Support for ARM64 architecture

Support for ARM64 architecture 2020.2

The dotMemory command-line profiler for Linux (any distribution with GLIBC_2.23 or later) lets you profile applications on ARM64 systems.

View pinned objects

View pinned objects 2020.2

You can now open pinned objects as a separate object set.

View unreachable objects

View unreachable objects 2020.2

You can now open objects that are not reachable from GC roots as a separate object set.

Various improvements

Various improvements 2020.1

In this release, we were focused on bugfixes and stability improvements.

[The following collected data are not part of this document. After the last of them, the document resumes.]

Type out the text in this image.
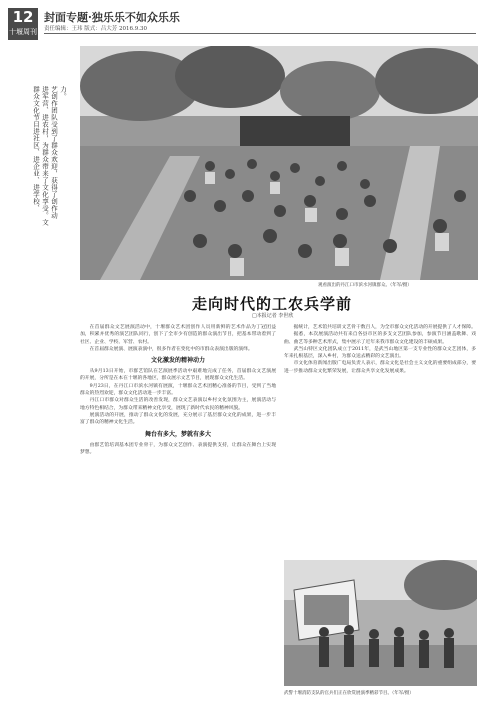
12
十堰周刊
封面专题·独乐乐不如众乐乐
责任编辑：王玮 版式：吕大芳 2016.9.30
力。
艺创作团队受到了群众欢迎，获得了创作动
进军营、进农村，为群众带来了文化享受。文
群众文化节目进社区、进企业、进学校、
观看演出的丹江口市滨水河镇群众。（年军/摄）
走向时代的工农兵学前
□本报记者 李世欣

在首届群众文艺展演活动中，十堰群众艺术团创作人员用新鲜的艺术作品为丁冠团益加，积累并优秀的演艺团队同行，创下了全市少有创造的群众演出节目，把基本带动着到了社区、企业、学校、军营、农村。

在首届群众展演、展演表演中，很多作者在变化中的市群众表演出版的演绎。

文化激发的精神动力

从9月13日开始，市群艺馆队在艺演展季活动中艰难地完成了任务，首届群众文艺演展的开展，分所是在本在十堰的各地区，群众展示文艺节目，展现群众文化生活。

9月23日，在丹江口市滨水河镇有展演，十堰群众艺术团精心准备的节目，受到了当地群众的热烈欢迎，群众文化活动进一步丰富。

丹江口市群众对群众生活的改善发现，群众文艺表演以乡村文化氛围为主，展演活动与地方特色相结合，为群众带来精神文化享受，展现了新时代农民的精神风貌。

展演活动的开展，推动了群众文化的发展，充分展示了基层群众文化的成果，进一步丰富了群众的精神文化生活。

舞台有多大，梦就有多大

由群艺馆培训基本团专业骨干，为群众文艺创作、表演提供支持，让群众在舞台上实现梦想。

据统计，艺术馆共培训文艺骨干数百人，为全市群众文化活动的开展提供了人才保障。

据悉，本次展演活动共有来自各县市区的多支文艺团队参加，参演节目涵盖歌舞、戏曲、曲艺等多种艺术形式，集中展示了近年来我市群众文化建设的丰硕成果。

武当山特区文化团队成立于2011年，是武当山地区第一支专业性的群众文艺团体，多年来扎根基层，深入乡村，为群众送去精彩的文艺演出。

市文化体育新闻出版广电局负责人表示，群众文化是社会主义文化的重要组成部分，要进一步推动群众文化繁荣发展，让群众共享文化发展成果。

武警十堰消防支队的官兵们正在欣赏展演季精彩节目。（年军/摄）
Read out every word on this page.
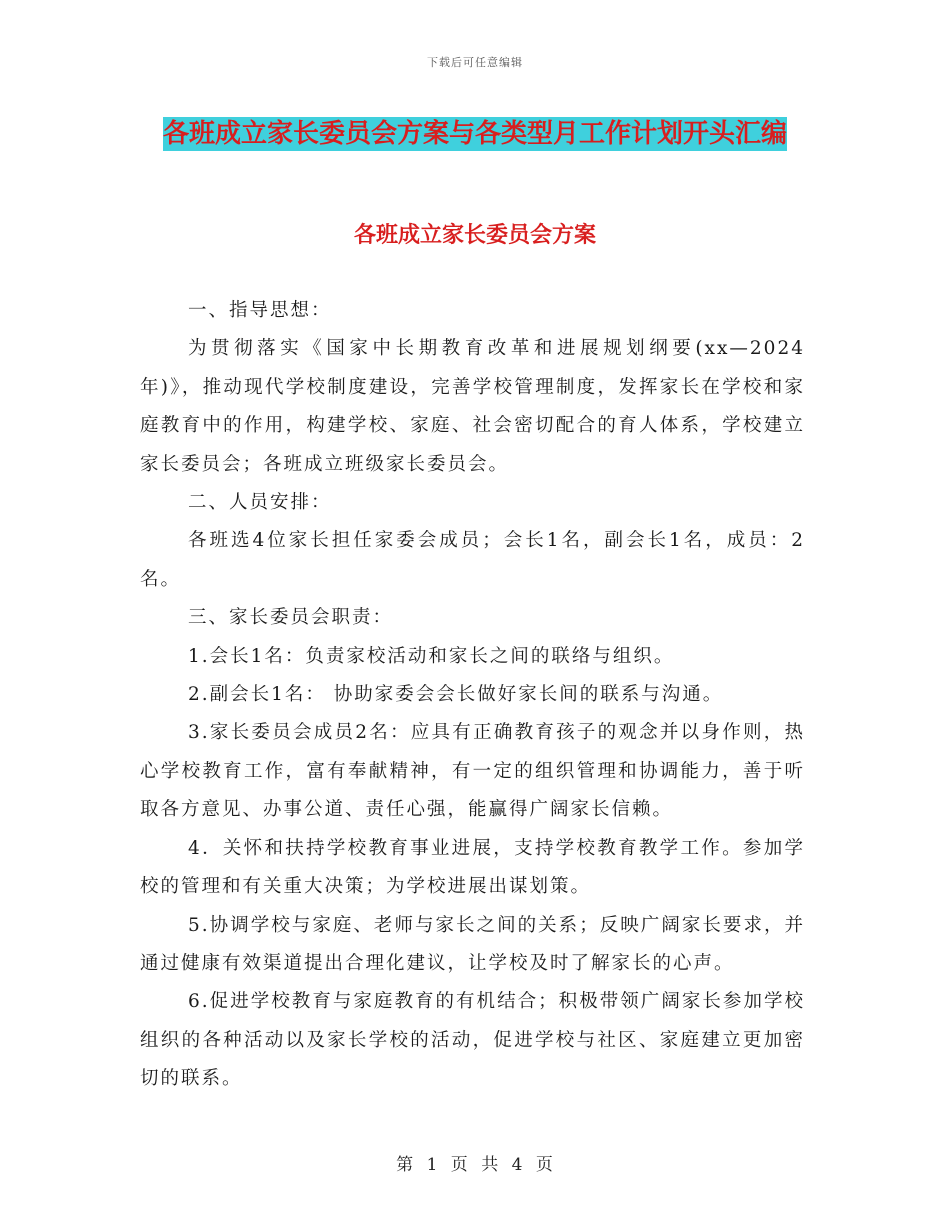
下载后可任意编辑
各班成立家长委员会方案与各类型月工作计划开头汇编
各班成立家长委员会方案

一、指导思想：

为贯彻落实《国家中长期教育改革和进展规划纲要(xx—2024年)》，推动现代学校制度建设，完善学校管理制度，发挥家长在学校和家庭教育中的作用，构建学校、家庭、社会密切配合的育人体系，学校建立家长委员会；各班成立班级家长委员会。

二、人员安排：

各班选4位家长担任家委会成员；会长1名，副会长1名，成员：2名。

三、家长委员会职责：

1.会长1名：负责家校活动和家长之间的联络与组织。

2.副会长1名： 协助家委会会长做好家长间的联系与沟通。

3.家长委员会成员2名：应具有正确教育孩子的观念并以身作则，热心学校教育工作，富有奉献精神，有一定的组织管理和协调能力，善于听取各方意见、办事公道、责任心强，能赢得广阔家长信赖。

4．关怀和扶持学校教育事业进展，支持学校教育教学工作。参加学校的管理和有关重大决策；为学校进展出谋划策。

5.协调学校与家庭、老师与家长之间的关系；反映广阔家长要求，并通过健康有效渠道提出合理化建议，让学校及时了解家长的心声。

6.促进学校教育与家庭教育的有机结合；积极带领广阔家长参加学校组织的各种活动以及家长学校的活动，促进学校与社区、家庭建立更加密切的联系。

第 1 页 共 4 页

Various improvements in dotMemory 2019.3

Various improvements 2019.3

dotMemory 2019.3 gets a number of updates:

  • The new self-profiling API (the API that lets applications initialize and start a profiling session by themselves) is much easier to use. The self-profiling API is distributed as a NuGet package.
  • You can export details about a particular object instance to a file (.json, .bson, .txt, .hex).
  • You can view a virtual memory address of an object instance.

Console profiler improvements 2019.2

dotMemory 2019.2 stops supporting remote profiling. To offer you an adequate replacement, we significantly improved the dotMemory console profiler:

  • The console profiler gets commands to profile all types of applications including .NET Core applications, IIS Express-hosted applications, Windows services, and others.
  • The --trigger-on-activation argument allows taking a memory snapshot right after this becomes possible. This feature can be helpful in case you want to take a baseline snapshot and use it for comparison.